On y observe également l’arrivée de nouveaux produits dont la qualité attire et séduit la clientèle. Vêtements, chaussures, accessoires de beauté, décorations pour le salon, ustensiles de cuisine, gâteaux et friandises exposés sur les étals captent l’attention des visiteurs. Cette diversité plonge même certains acheteurs dans l’embarras du choix. « Je suis venue au marché pour acheter des habits pour mes enfants. J’avais des idées précises, mais maintenant je suis perdue tellement il y a de belles choses cette année », confie Haoua Hassan.

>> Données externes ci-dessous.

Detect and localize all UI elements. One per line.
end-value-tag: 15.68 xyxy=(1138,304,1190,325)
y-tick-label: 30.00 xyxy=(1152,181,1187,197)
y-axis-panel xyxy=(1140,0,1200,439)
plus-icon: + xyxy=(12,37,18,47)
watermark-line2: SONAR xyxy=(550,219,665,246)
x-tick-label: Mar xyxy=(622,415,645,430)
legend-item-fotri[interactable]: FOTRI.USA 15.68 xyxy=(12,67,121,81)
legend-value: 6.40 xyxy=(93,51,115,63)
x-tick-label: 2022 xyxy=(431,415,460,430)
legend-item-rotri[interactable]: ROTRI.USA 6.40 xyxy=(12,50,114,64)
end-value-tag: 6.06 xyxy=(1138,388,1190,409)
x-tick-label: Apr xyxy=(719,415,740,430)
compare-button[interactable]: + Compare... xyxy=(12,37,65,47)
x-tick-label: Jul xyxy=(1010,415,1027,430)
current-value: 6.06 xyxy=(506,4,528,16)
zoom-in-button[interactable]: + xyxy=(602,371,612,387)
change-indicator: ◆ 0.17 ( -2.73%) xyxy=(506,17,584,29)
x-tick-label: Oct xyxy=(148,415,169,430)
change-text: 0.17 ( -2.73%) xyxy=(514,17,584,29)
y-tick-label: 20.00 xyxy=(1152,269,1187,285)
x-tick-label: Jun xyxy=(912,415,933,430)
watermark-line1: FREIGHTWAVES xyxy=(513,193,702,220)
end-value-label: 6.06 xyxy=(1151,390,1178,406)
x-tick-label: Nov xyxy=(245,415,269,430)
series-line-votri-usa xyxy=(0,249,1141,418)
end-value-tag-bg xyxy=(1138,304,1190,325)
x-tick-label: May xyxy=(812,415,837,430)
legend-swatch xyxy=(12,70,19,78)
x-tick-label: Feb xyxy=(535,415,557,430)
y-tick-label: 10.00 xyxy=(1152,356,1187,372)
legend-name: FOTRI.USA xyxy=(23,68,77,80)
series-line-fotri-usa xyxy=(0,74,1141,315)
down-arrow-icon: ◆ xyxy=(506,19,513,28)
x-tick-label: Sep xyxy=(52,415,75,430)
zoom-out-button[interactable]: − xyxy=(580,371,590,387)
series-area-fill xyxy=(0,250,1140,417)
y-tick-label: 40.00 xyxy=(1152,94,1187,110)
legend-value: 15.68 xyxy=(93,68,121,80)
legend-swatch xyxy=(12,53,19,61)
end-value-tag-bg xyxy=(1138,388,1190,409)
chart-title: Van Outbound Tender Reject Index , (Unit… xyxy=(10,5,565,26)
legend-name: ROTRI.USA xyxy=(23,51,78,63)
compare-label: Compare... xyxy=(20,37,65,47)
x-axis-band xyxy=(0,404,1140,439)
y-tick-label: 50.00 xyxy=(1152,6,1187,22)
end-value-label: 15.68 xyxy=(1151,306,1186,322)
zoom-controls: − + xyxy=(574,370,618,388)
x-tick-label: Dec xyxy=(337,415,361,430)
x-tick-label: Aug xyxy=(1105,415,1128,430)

Concernant les prix, les avis restent partagés. Certains clients estiment que les articles sont abordables, tandis que d’autres jugent les coûts élevés. « Alhamdoulillah, je trouve que les choses sont moins chères cette année. Je suis venue avec une somme que je pensais insuffisante, mais j’ai pu acheter tout ce dont j’avais besoin », se réjouit Zenaba Adoum.
Pour Mahamat Ismaïl, la situation est différente. « Ce n’est vraiment pas facile. Tout est devenu cher. J’ai dû faire beaucoup d’efforts pour acheter des habits pour les enfants et pour mes deux épouses », explique-t-il.
Du côté des commerçants, l’ambiance est plutôt satisfaisante. Ils se félicitent du rythme des ventes qui leur permet d’écouler rapidement leurs marchandises. Toutefois, certains déplorent des difficultés d’approvisionnement. « Nous avons presque tout vendu. Certaines boutiques, surtout celles de vêtements pour femmes, sont presque vides alors que plusieurs de nos articles sont encore bloqués à la douane », affirme Senoussi Djibrine.
Chez les couturiers, le bruit des machines à coudre et des groupes électrogènes résonne sans relâche. À l’approche de la fête, les commandes s’accumulent et les piles de tissus restent importantes. La pression monte, et leur principale préoccupation est de respecter les délais afin de livrer toutes les tenues à temps.Cependant, du côté de nombreux fonctionnaires, l’ambiance est moins festive.
À quelques jours de la célébration, le virement de leurs salaires n’est toujours pas effectif. Cette situation plonge plusieurs familles dans l’incertitude, car beaucoup ne savent pas encore avec quel pied danser pour subvenir aux besoins du ménage et préparer dignement la fête. Entre les dépenses pour les enfants, les vêtements et les provisions, l’attente du virement devient une source d’inquiétude pour ces travailleurs qui espèrent toujours voir leurs comptes crédités avant le jour de la célébration.